Polemik SHM & SHGB Laut Tangerang, Kejagung Usut Dugaan Korupsi

TNI Angkatan Laut (AL) bersama nelayan di Tanjung Pasir, Tangerang, Banten, mulai melakukan pembongkaran pagar laut yang dibangun tanpa izin pada Sabtu (18/1/2025). Pembongkaran ini merupakan langkah nyata untuk mengatasi keberadaan pagar laut sepanjang 30,16 kilometer yang telah menimbulkan polemik. Pagar laut tersebut diduga merusak ekosistem dan berdampak negatif terhadap aktivitas nelayan setempat. Robinsar Nainnggolan
Jakarta, law-justice.co - Kejaksaan Agung (Kejagung) menyatakan bakal melakukan pengusutan dugaan korupsi terkait penerbitan sertifikat hak guna bangunan (SHGB) dan sertifikat hak milik (SHM) pada lokasi pagar Laut Tangerang, yang beririsan dengan PIK 2.

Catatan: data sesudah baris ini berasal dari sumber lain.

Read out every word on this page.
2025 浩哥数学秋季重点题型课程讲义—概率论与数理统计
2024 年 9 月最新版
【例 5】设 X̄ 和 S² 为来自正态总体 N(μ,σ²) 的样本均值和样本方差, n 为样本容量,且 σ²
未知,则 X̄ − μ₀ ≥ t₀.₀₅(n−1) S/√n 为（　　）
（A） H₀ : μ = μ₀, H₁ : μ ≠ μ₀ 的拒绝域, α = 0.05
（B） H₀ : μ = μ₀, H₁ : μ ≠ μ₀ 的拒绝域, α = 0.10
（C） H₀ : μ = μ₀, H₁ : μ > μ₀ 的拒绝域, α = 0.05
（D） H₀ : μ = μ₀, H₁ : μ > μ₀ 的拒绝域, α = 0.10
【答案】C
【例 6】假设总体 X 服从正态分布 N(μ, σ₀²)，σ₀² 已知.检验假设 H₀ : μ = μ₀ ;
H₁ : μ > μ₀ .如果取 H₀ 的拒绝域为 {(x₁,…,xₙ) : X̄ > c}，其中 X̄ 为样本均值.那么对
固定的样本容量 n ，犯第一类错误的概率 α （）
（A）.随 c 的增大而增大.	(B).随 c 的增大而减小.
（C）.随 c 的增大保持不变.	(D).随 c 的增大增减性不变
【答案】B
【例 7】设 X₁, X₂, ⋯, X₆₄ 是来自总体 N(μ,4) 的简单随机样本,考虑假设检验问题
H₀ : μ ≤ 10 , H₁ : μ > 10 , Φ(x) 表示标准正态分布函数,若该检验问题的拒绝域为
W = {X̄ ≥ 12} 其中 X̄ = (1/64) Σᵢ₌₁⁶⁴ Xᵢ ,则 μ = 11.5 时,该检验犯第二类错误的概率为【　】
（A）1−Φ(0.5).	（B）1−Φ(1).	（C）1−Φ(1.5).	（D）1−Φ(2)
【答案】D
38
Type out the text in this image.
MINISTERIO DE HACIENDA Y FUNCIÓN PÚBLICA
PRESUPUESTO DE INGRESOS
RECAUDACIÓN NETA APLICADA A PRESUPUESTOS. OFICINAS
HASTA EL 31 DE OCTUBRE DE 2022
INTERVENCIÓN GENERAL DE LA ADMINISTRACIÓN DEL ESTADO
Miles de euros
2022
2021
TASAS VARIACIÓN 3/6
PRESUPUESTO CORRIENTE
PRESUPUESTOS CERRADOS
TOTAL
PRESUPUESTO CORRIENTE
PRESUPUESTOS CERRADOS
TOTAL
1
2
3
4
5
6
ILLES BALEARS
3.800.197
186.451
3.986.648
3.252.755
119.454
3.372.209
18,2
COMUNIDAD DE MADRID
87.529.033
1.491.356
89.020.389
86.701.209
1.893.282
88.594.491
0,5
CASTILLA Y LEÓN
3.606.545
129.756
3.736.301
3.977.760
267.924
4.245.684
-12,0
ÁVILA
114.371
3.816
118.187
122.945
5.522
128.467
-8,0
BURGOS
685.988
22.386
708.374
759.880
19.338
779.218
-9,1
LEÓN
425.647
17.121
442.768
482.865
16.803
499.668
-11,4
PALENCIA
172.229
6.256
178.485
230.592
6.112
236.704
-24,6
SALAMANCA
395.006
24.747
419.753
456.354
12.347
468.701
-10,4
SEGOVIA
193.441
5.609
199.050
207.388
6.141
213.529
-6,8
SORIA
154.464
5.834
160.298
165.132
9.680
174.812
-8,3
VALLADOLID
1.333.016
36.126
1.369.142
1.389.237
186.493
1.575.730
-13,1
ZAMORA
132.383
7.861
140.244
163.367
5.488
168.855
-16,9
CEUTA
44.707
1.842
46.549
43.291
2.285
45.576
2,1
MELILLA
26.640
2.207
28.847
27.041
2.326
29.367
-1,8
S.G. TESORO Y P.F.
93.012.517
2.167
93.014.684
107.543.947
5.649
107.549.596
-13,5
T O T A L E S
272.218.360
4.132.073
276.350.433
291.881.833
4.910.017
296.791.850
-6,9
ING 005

Kapuspenkum Kejagung, Harli Siregar, mengatakan saat ini pihaknya masih memantau proses penanganan yang dilakukan oleh instansi terkait. Selain itu, Kejagung juga turun langsung untuk kajian guna mendalami dugaan korupsi tersebut.

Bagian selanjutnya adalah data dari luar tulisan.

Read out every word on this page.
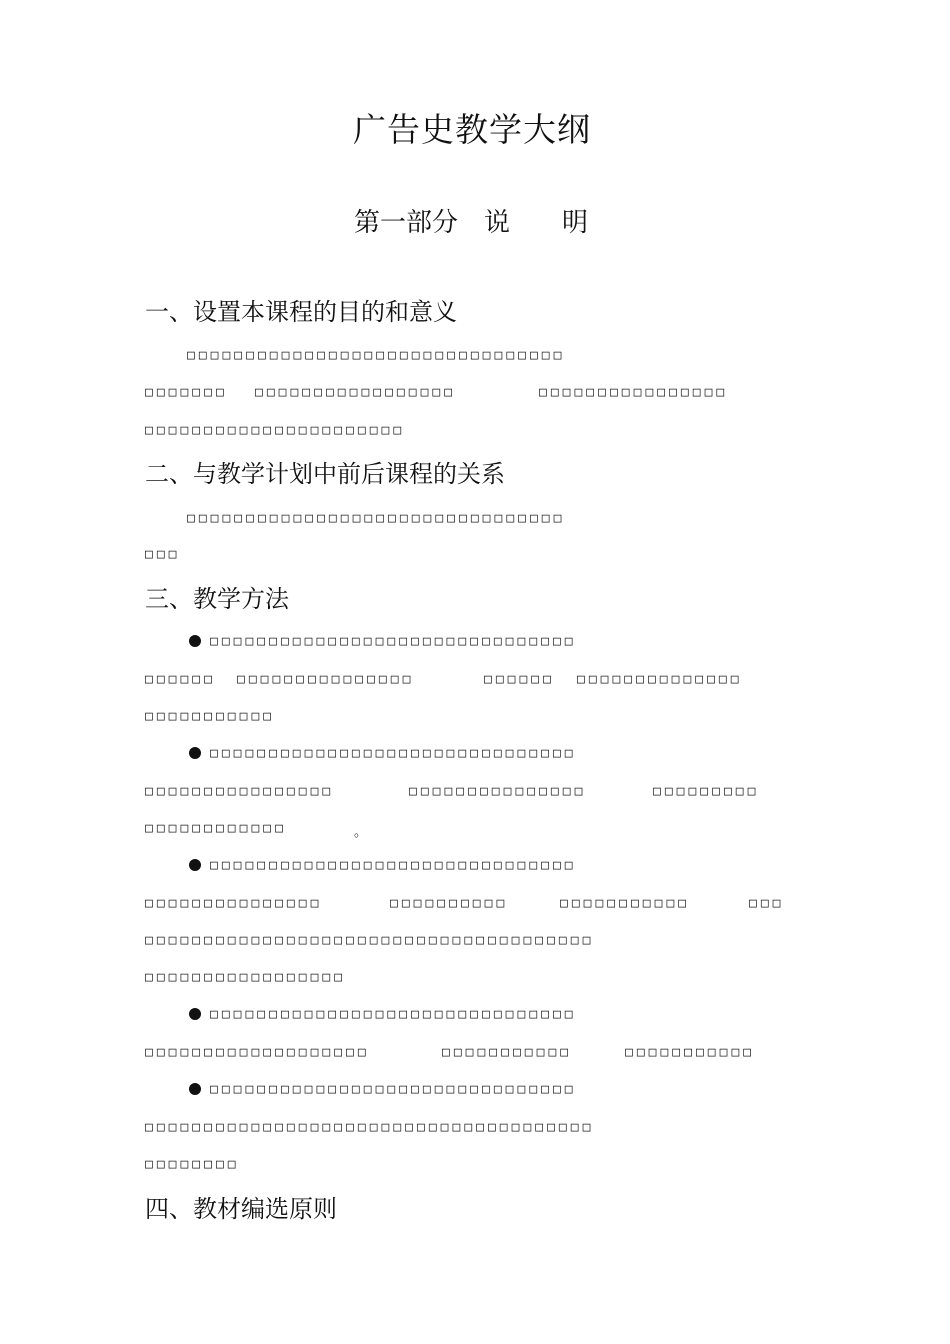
广告史教学大纲
第一部分　说　　明
一、设置本课程的目的和意义
□□□□□□□□□□□□□□□□□□□□□□□□□□□□□□□□
□□□□□□□ □□□□□□□□□□□□□□□□□	□□□□□□□□□□□□□□□□
□□□□□□□□□□□□□□□□□□□□□□
二、与教学计划中前后课程的关系
□□□□□□□□□□□□□□□□□□□□□□□□□□□□□□□□
□□□
三、教学方法
□□□□□□□□□□□□□□□□□□□□□□□□□□□□□□□
□□□□□□ □□□□□□□□□□□□□□□	□□□□□□ □□□□□□□□□□□□□□
□□□□□□□□□□□
□□□□□□□□□□□□□□□□□□□□□□□□□□□□□□□
□□□□□□□□□□□□□□□□	□□□□□□□□□□□□□□□	□□□□□□□□□
□□□□□□□□□□□□	。
□□□□□□□□□□□□□□□□□□□□□□□□□□□□□□□
□□□□□□□□□□□□□□□	□□□□□□□□□□	□□□□□□□□□□□	□□□
□□□□□□□□□□□□□□□□□□□□□□□□□□□□□□□□□□□□□□
□□□□□□□□□□□□□□□□□
□□□□□□□□□□□□□□□□□□□□□□□□□□□□□□□
□□□□□□□□□□□□□□□□□□□	□□□□□□□□□□□	□□□□□□□□□□□
□□□□□□□□□□□□□□□□□□□□□□□□□□□□□□□
□□□□□□□□□□□□□□□□□□□□□□□□□□□□□□□□□□□□□□
□□□□□□□□
四、教材编选原则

"Kami sedang mengikuti secara saksama perkembangannya di lapangan, dengan mengedepankan instansi atau lembaga leading sector yang sedang menangani, dan secara proaktif melakukan kajian dan pendalaman apakah ada informasi atau data yang mengindikasikan peristiwa pidana terkait tipikor," ujar Harli, seperti dikutip Kumparan Sabtu (25/1/2025).
Kementerian ATR/BPN mengungkapkan ada 266 SHGB dikuasai 2 perusahaan dan 9 perorangan di kawasan pagar laut di Tangerang. Padahal, lahan itu berada di luar garis pantai yang seharusnya tidak boleh ada sertifikat itu.
Menteri ATR/Kepala BPN Nusron Wahid ambil keputusan. Ia membatalkan 50 SHGB yang ada di kawasan Desa Kohod, Kecamatan Pakuhaji, Kabupaten Tangerang.
"Hari ini pembatalan sertifikat baik itu SHM maupun SHGB, ada yang dibatalkan, kurang lebih 50 bidang," kata Nusron usai meninjau pagar laut yang bersertifikat di Tangerang, Jumat (24/1).
"Tapi, yang jelas belum semua, proses satu-satu, kan ngecek satu-satu, sertifikat nomor sekian dicek, lalu ada di sini, ya oke, karena aturan begitu," lanjutnya.
Menurut Nusron, pembatalan dilakukan usai pengecekan dokumen secara yuridis yang bisa dilakukan di kantor pertanahan atau balai desa. Lalu, mengecek prosedur untuk mengetahui proses sertifikasi sudah benar atau belum.
Proses pembatalan dimulai dari cek fisik dan material, hingga ke tempat terbitnya SHGB atas nama PT Intan Agung Makmur.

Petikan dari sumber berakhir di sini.